MTN dans le collimateur de la justice US pour financement du terrorisme
L’ouverture en août 2025 d’une enquête pénale par un grand jury fédéral américain visant MTN Group constitue un jalon décisif dans l’évolution de la responsabilité extraterritoriale des multinationales en matière de financement du terrorisme. Cette investigation, portant sur des allégations de versements aux Talibans en Afghanistan entre 2006 et 2021, ainsi que sur l’examen de la participation de 49% du groupe dans l’opérateur iranien Irancell, s’inscrit dans une dynamique jurisprudentielle amorcée depuis le 11 septembre 2001, mais désormais encadrée par des limites substantielles issues de l’évolution récente de la jurisprudence américaine.
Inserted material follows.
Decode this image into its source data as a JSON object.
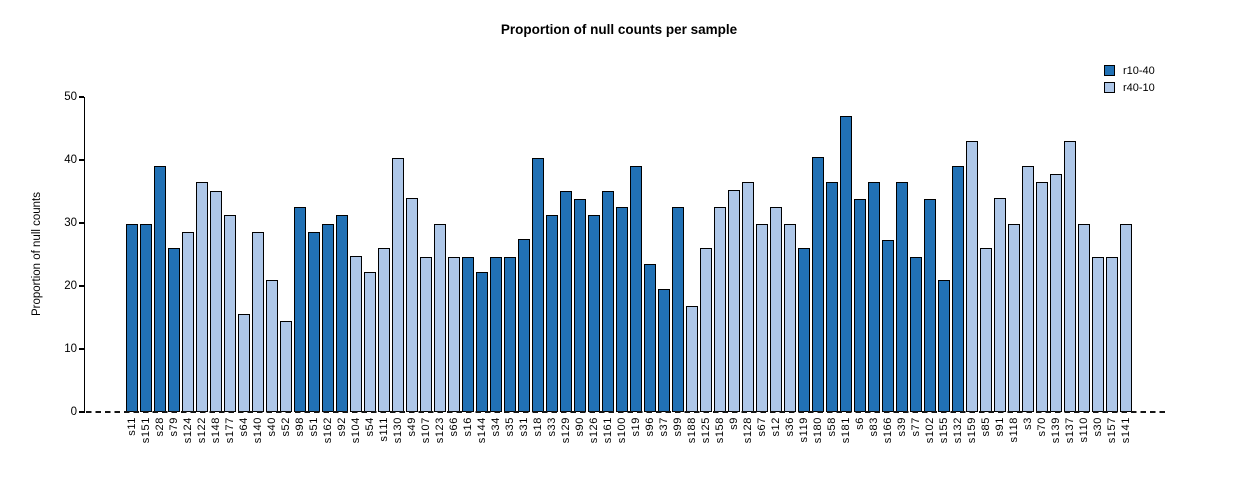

Cette affaire illustre la complexité contemporaine d’un système juridique qui conjugue des poursuites pénales aux sanctions potentiellement lourdes avec des recours civils dont la portée extraterritoriale a été considérablement restreinte par les arrêts Kiobel (2013) et Nestlé (2021). Elle révèle également la nécessité pour les entreprises multinationales d’appréhender non seulement l’arsenal juridique américain, mais aussi la diversité des approches développées par d’autres grandes juridictions en matière de lutte contre le financement du terrorisme.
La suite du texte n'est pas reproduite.